La modélisation, un art?

avril 27, 2010

Comme le constatait déjà Paul Valéry, le fonctionnement de la pensée humaine s’appuie largement sur des modélisations du monde qui nous entoure : "Nous ne raisonnons que sur des modèles". En informatique et plus spécifiquement en ingénierie de la connaissance, nous parlons souvent de modélisation comme la base de la construction d’un système d’information. Derrière cette notion de modèle, on pense souvent à un dessin d’un schéma assez simple sur une feuille de papier qui explique un fonctionnement de la réalité. On trouve dans cette description hâtive les caractéristiques d’abstraction et de simplification inhérentes à un modèle, mais elles ne sont pas suffisantes pour définir la modélisation.

La modélisation permet de représenter un phénomène complexe qu’il n’est pas possible d’observer directement. L’OMG donne la définition suivante : “A model represents some concrete or abstract thing of interest, with a specific purpose in mind.”. Cette définition met en avant la notion capitale d’intention d’une modélisation. Une modélisation est toujours faite avec un objectif précis (s’il n’est pas clairement défini, le modèle sera mal utilisé) qui va guider certains choix quant au modèle produit (granularité de la représentation, langage de description choisi, etc.). Ces choix auront un impact sur le périmètre de validité du modèle. Par exemple, si nous représentons l’eau comme un liquide, alors notre modèle n’aura de validité que dans les conditions de pression et de température où l’eau est en phase liquide. Le choix d’un langage de description va être contraint par les objectifs du modèle : est-ce un modèle destiné à la communication, au traitement informatique ?
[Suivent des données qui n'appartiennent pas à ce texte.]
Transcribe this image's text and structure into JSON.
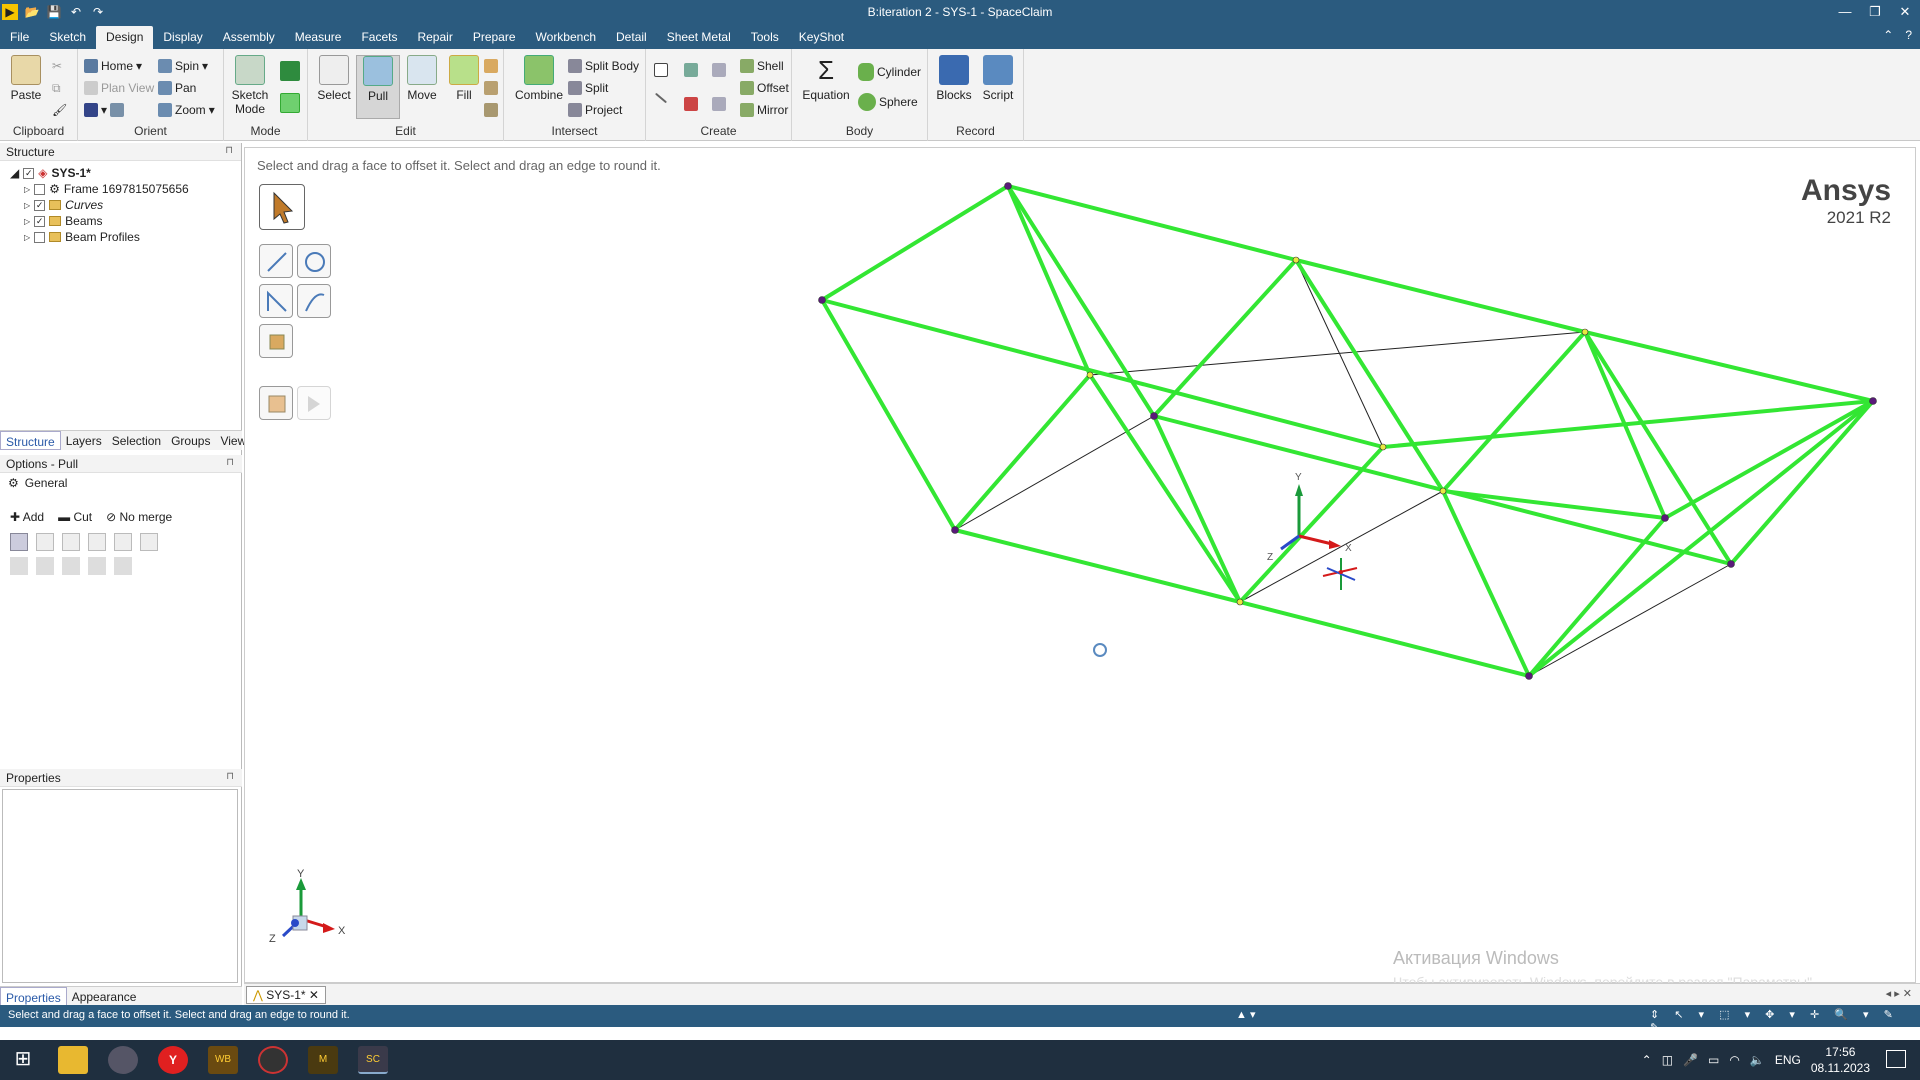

Rothenberg insiste dans sa definition sur l’efficacité et la simplification d’un modèle vis-à-vis de la réalité qu’il se propose de représenter: “Modeling, in the broadest sense, is the cost-effective use of something in place of  something else  for some cognitive purpose.  It allows us to use something that is simpler, safer or cheaper than reality instead of reality for some purpose. A model represents reality for the given purpose; the model is an abstraction of reality in the sense that it cannot represent all aspects of reality. This allows us to deal with the world in a simplified manner, avoiding the complexity, danger and irreversibility of reality.”. Le degré de simplification choisi va directement impacter la granularité du modèle produit. La difficulté est de simplifier au maximum la représentation d’une partie du réel pour faciliter sa compréhension et son utilisation tout en gardant un niveau de détail suffisant afin d’être efficace pour l’objectif qu’il lui est donné. Ce même travail de simplification est illustré dans les 11 états de la lithographie « Le Taureau » par Pablo Picasso dans lesquels il cherche le juste niveau de simplification correspondant à sa vision.

Pablo Picasso, Les 11 états successifs de la lithographie Le Taureau , 1945.

La modélisation, comme toutes les activités humaines, est fondée sur des choix. Malgré la volonté d’objectivité, un modèle reste néanmoins subjectif. Il est important de veiller à son aspect consensuel dans la communauté de pratiques partageant les mêmes intentions comme nous le fait comprendre la parabole des aveugles et de l’éléphant. Ceci peut être atteint en impliquant un groupe d’experts représentatif de cette communauté. Cette subjectivité est un des écueils majeurs pour de futures utilisations ou réutilisations. Un objet du monde réel peut être modélisé au travers d’une infinité de points de vues comme le montre l’illustration de Grady Booch.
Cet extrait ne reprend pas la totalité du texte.